The melia is just a large rectangle of fabric. It is often made from striped fabric, with the stripes running vertically when the melia is worn. It is very hard to get dress-weight cotton with stripes running crossways, presumably very few people want to wear clothes with horizontal stripes! In the end I found some suitable fabric with a lengthways stripe, and sewed several widths together to make the melia.
The pantaloons, called qalsoun or mizoo, were going to involve too many curves to qualify for this challenge, so I’ll make them at a later date. The waistcoat falls into the same category.
I decided to make a blouse however, as I could do this with rectangles of fabric, plus small squares for the gussets. I have never attempted to do anything this before, so guessed the dimensions. After checking in various books I decided to sew one side of the gusset to the sleeve, sew the sleeve and gusset to the side of the main piece, and then fold it in half to do the remaining seams. Simple.
|The qamisa folded in half. Bother! Or words to that effect.|
I’ve no idea how I managed to do that. After unpicking and reattaching the sleeve/gusset pieces I ended up with something which I could fold in half and sew together. Finally I cut a hole for the head (my one curve for the garment), and turned under a narrow hem.
|The completed qamisa|
The melia is held together with pins at the shoulders, called khlal (North African) or fibulae (Latin). There is usually a chain attached between the fibulae for decoration. The belt, called a hizem, is made from yarn.
|Qamisa, melia, hizem and fibulae|
The headdress consists of a large shawl called a ma'harama. As this is just a triangle of fabric, it qualified for the challenge. Mine is held in place with a rectangle of fabric (as yet unhemmed).
I wasn’t happy with the chain decoration, so removed it for the photograph of the complete costume, and wore some of my jewellery instead.
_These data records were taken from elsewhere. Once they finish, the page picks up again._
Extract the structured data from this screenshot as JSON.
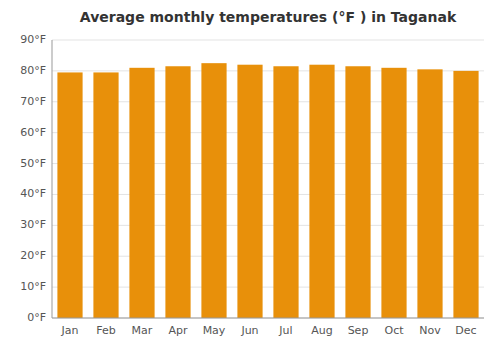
{
  "chart_data": {
    "type": "bar",
    "title": "Average monthly temperatures (°F ) in Taganak",
    "categories": [
      "Jan",
      "Feb",
      "Mar",
      "Apr",
      "May",
      "Jun",
      "Jul",
      "Aug",
      "Sep",
      "Oct",
      "Nov",
      "Dec"
    ],
    "values": [
      79.5,
      79.5,
      81.0,
      81.5,
      82.5,
      82.0,
      81.5,
      82.0,
      81.5,
      81.0,
      80.5,
      80.0
    ],
    "color": "#E8900A",
    "ylim": [
      0,
      90
    ],
    "yticks": [
      {
        "value": 0,
        "label": "0°F"
      },
      {
        "value": 10,
        "label": "10°F"
      },
      {
        "value": 20,
        "label": "20°F"
      },
      {
        "value": 30,
        "label": "30°F"
      },
      {
        "value": 40,
        "label": "40°F"
      },
      {
        "value": 50,
        "label": "50°F"
      },
      {
        "value": 60,
        "label": "60°F"
      },
      {
        "value": 70,
        "label": "70°F"
      },
      {
        "value": 80,
        "label": "80°F"
      },
      {
        "value": 90,
        "label": "90°F"
      }
    ],
    "grid": true
  }
}
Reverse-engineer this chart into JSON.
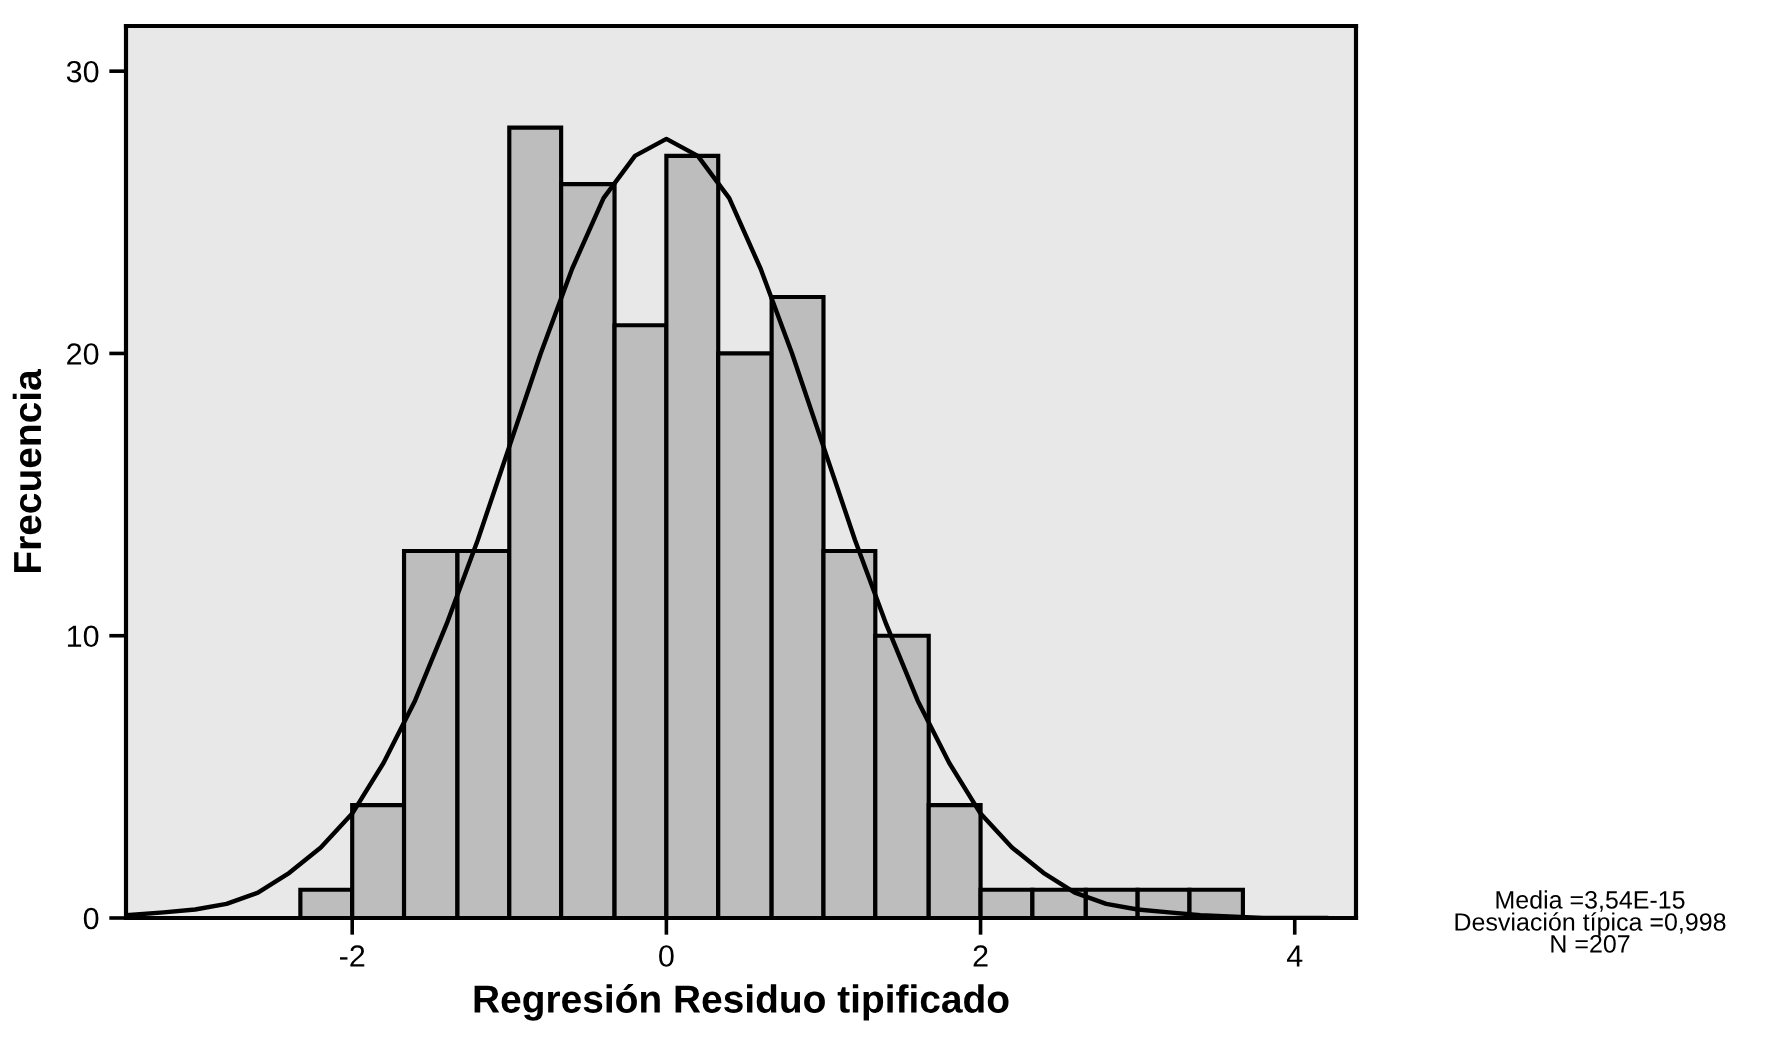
{
  "chart_data": {
    "type": "histogram",
    "xlabel": "Regresión Residuo tipificado",
    "ylabel": "Frecuencia",
    "bins": [
      -2.33,
      -2,
      -1.67,
      -1.33,
      -1,
      -0.67,
      -0.33,
      0,
      0.33,
      0.67,
      1,
      1.33,
      1.67,
      2,
      2.33,
      2.67,
      3,
      3.33,
      3.67
    ],
    "values": [
      1,
      4,
      13,
      13,
      28,
      26,
      21,
      27,
      20,
      22,
      13,
      10,
      4,
      1,
      1,
      1,
      1,
      1
    ],
    "color": "#bdbdbd",
    "series": [
      {
        "type": "line",
        "color": "#000000",
        "x": [
          -3.44,
          -3.2,
          -3.0,
          -2.8,
          -2.6,
          -2.4,
          -2.2,
          -2.0,
          -1.8,
          -1.6,
          -1.4,
          -1.2,
          -1.0,
          -0.8,
          -0.6,
          -0.4,
          -0.2,
          0,
          0.2,
          0.4,
          0.6,
          0.8,
          1.0,
          1.2,
          1.4,
          1.6,
          1.8,
          2.0,
          2.2,
          2.4,
          2.6,
          2.8,
          3.0,
          3.2,
          3.4,
          3.8,
          4.2
        ],
        "values": [
          0.1,
          0.2,
          0.3,
          0.5,
          0.9,
          1.6,
          2.5,
          3.7,
          5.5,
          7.7,
          10.4,
          13.4,
          16.7,
          20.0,
          23.0,
          25.5,
          27.0,
          27.6,
          27.0,
          25.5,
          23.0,
          20.0,
          16.7,
          13.4,
          10.4,
          7.7,
          5.5,
          3.7,
          2.5,
          1.6,
          0.9,
          0.5,
          0.3,
          0.2,
          0.1,
          0,
          0
        ]
      }
    ],
    "xlim": [
      -3.44,
      4.39
    ],
    "ylim": [
      0,
      31.6
    ],
    "xticks": [
      -2,
      0,
      2,
      4
    ],
    "yticks": [
      0,
      10,
      20,
      30
    ],
    "annotations": [
      "Media =3,54E-15",
      "Desviación típica =0,998",
      "N =207"
    ]
  }
}
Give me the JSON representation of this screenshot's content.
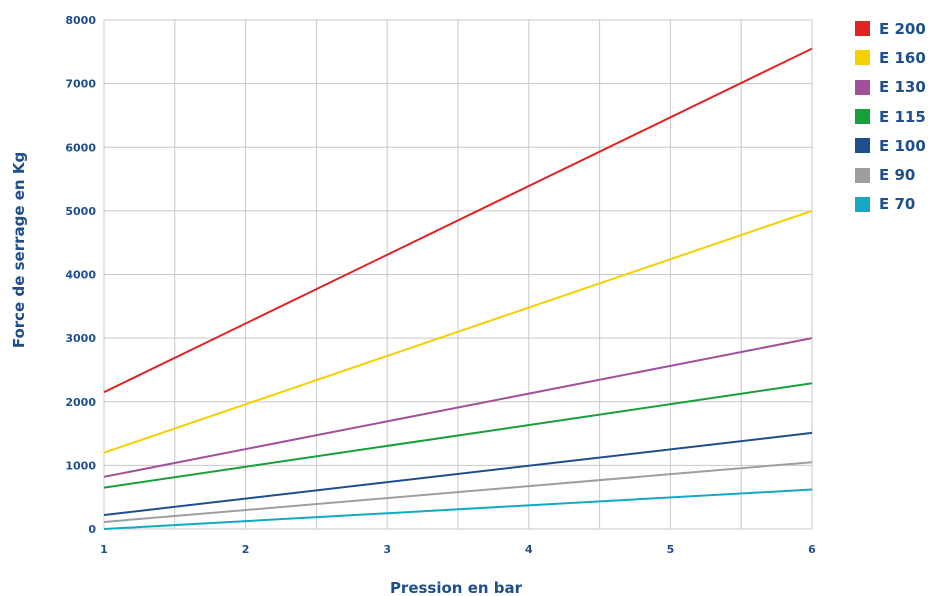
{
  "chart_data": {
    "type": "line",
    "xlabel": "Pression en bar",
    "ylabel": "Force de serrage en Kg",
    "xlim": [
      1,
      6
    ],
    "ylim": [
      0,
      8000
    ],
    "x_ticks": [
      "1",
      "2",
      "3",
      "4",
      "5",
      "6"
    ],
    "y_ticks": [
      "0",
      "1000",
      "2000",
      "3000",
      "4000",
      "5000",
      "6000",
      "7000",
      "8000"
    ],
    "grid": true,
    "legend_position": "right",
    "x": [
      1,
      6
    ],
    "series": [
      {
        "name": "E 200",
        "color": "#e02424",
        "values": [
          2150,
          7550
        ]
      },
      {
        "name": "E 160",
        "color": "#f5d000",
        "values": [
          1200,
          5000
        ]
      },
      {
        "name": "E 130",
        "color": "#a3509a",
        "values": [
          820,
          3000
        ]
      },
      {
        "name": "E 115",
        "color": "#16a03c",
        "values": [
          650,
          2290
        ]
      },
      {
        "name": "E 100",
        "color": "#1f4e8c",
        "values": [
          220,
          1510
        ]
      },
      {
        "name": "E 90",
        "color": "#9e9e9e",
        "values": [
          110,
          1050
        ]
      },
      {
        "name": "E 70",
        "color": "#15a8c4",
        "values": [
          0,
          620
        ]
      }
    ]
  }
}
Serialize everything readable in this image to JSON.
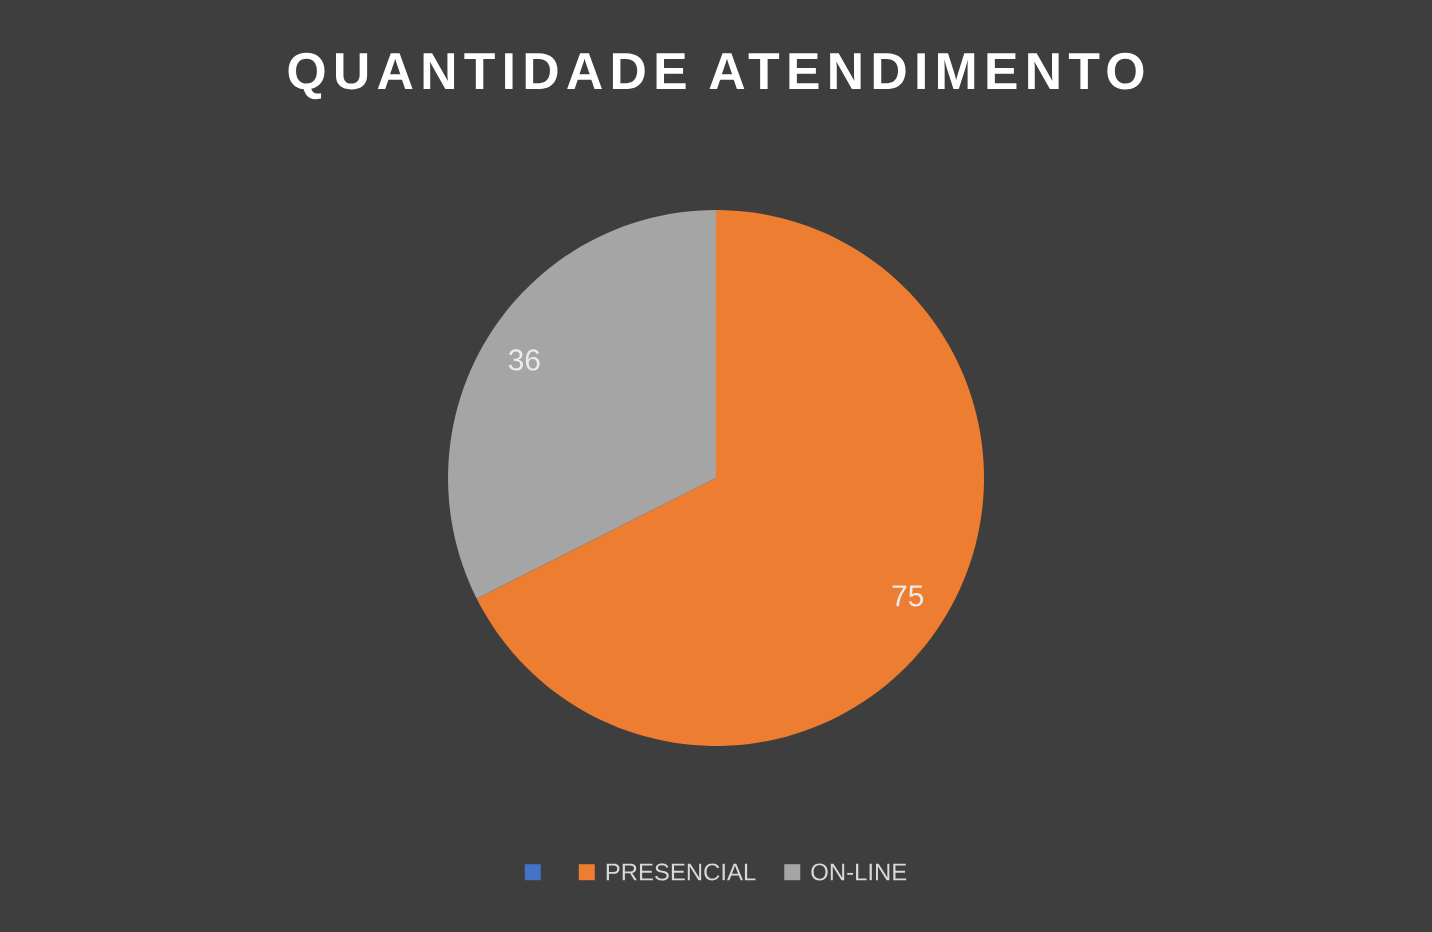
{
  "chart_data": {
    "type": "pie",
    "title": "QUANTIDADE ATENDIMENTO",
    "categories": [
      null,
      "PRESENCIAL",
      "ON-LINE"
    ],
    "values": [
      null,
      75,
      36
    ],
    "colors": [
      "#4472c4",
      "#ed7d31",
      "#a5a5a5"
    ],
    "data_labels": true,
    "legend": "bottom"
  }
}
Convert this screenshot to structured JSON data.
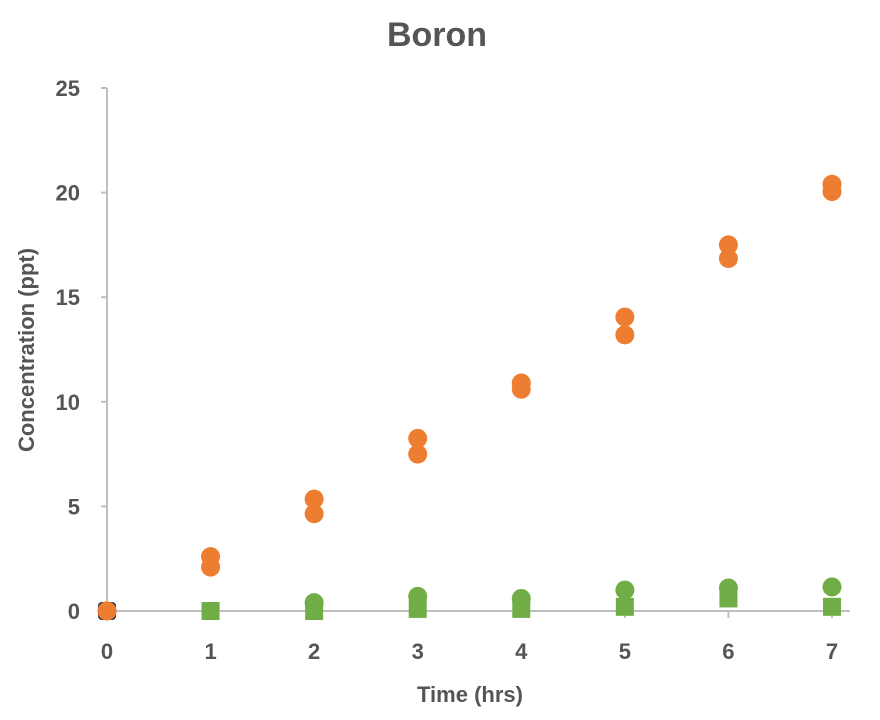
{
  "chart_data": {
    "type": "scatter",
    "title": "Boron",
    "xlabel": "Time (hrs)",
    "ylabel": "Concentration (ppt)",
    "xlim": [
      0,
      7
    ],
    "ylim": [
      0,
      25
    ],
    "xticks": [
      0,
      1,
      2,
      3,
      4,
      5,
      6,
      7
    ],
    "yticks": [
      0,
      5,
      10,
      15,
      20,
      25
    ],
    "grid": false,
    "series": [
      {
        "marker": "circle",
        "color": "#ED7D31",
        "x": [
          0,
          1,
          2,
          3,
          4,
          5,
          6,
          7
        ],
        "y": [
          0,
          2.6,
          5.35,
          8.25,
          10.9,
          14.05,
          17.5,
          20.4
        ]
      },
      {
        "marker": "circle",
        "color": "#ED7D31",
        "x": [
          0,
          1,
          2,
          3,
          4,
          5,
          6,
          7
        ],
        "y": [
          0,
          2.1,
          4.65,
          7.5,
          10.6,
          13.2,
          16.85,
          20.05
        ]
      },
      {
        "marker": "square",
        "color": "#70AD47",
        "x": [
          1,
          2,
          3,
          4,
          5,
          6,
          7
        ],
        "y": [
          0,
          0,
          0.1,
          0.1,
          0.2,
          0.6,
          0.2
        ]
      },
      {
        "marker": "circle",
        "color": "#70AD47",
        "x": [
          2,
          3,
          4,
          5,
          6,
          7
        ],
        "y": [
          0.4,
          0.7,
          0.6,
          1.0,
          1.1,
          1.15
        ]
      }
    ]
  }
}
I kept the jewellery fairly restrained, as I didn’t want to obscure too much of the costume, but it did give me the opportunity to wear my recently-bought kholkhal; a large hollow anklet. These contain small items which rattle when dancing.
|The completed costume|
There has been a lot of hemming in this project, all of it by hand. So my learning to sew with a thimble is coming on nicely. However, of the challenges I’ve completed so far, this is the one I’m least happy with. I’m struggling to find the right way to wear the melia. This isn’t helped by it being a printed, rather than a woven, stripe; it’s impossible to avoid the wrong side of the fabric showing.
I’m not entirely happy with the qamisa, either. I deliberately kept it a simple shape, but I don't know enough about the development of costume, certainly non-European costume, to know what would be correct for a specific date. As a result I feel I've made something vaguely 'historical', but not entirely accurate for any period. The neckline is wider than I would like, although this doesn’t show under the melia. It is also far too tight at the hips, so I will need to redo the side seams and insert an extra piece. At least it will be a triangular piece!
The Small Print
The Challenge: Squares, Rectangles & Triangles
Fabric: Remnant of green cotton and ½ metre muslin for the headdress, 4 metres striped cotton for the melia, 2 metres white cotton for the qamisa, yarn from my stash
Pattern: Mostly my own. Dimensions for the melia and other information on Tunisian costume taken from Aisha Ali’s DVD Tunisian Rhythms and Raqs Shaabi
Year: Vague - this is a traditional costume, so was worn in some form over a long period
How historically accurate is it? Hmm. See above for my concerns about historical accuracy.
Hours to complete: I’m hopeless at this bit, I always forget to count!
First worn: Just now, to take photos
Total cost: £24 for the various fabrics
* Projects Half Done. Sounds much more impressive than a UFO pile.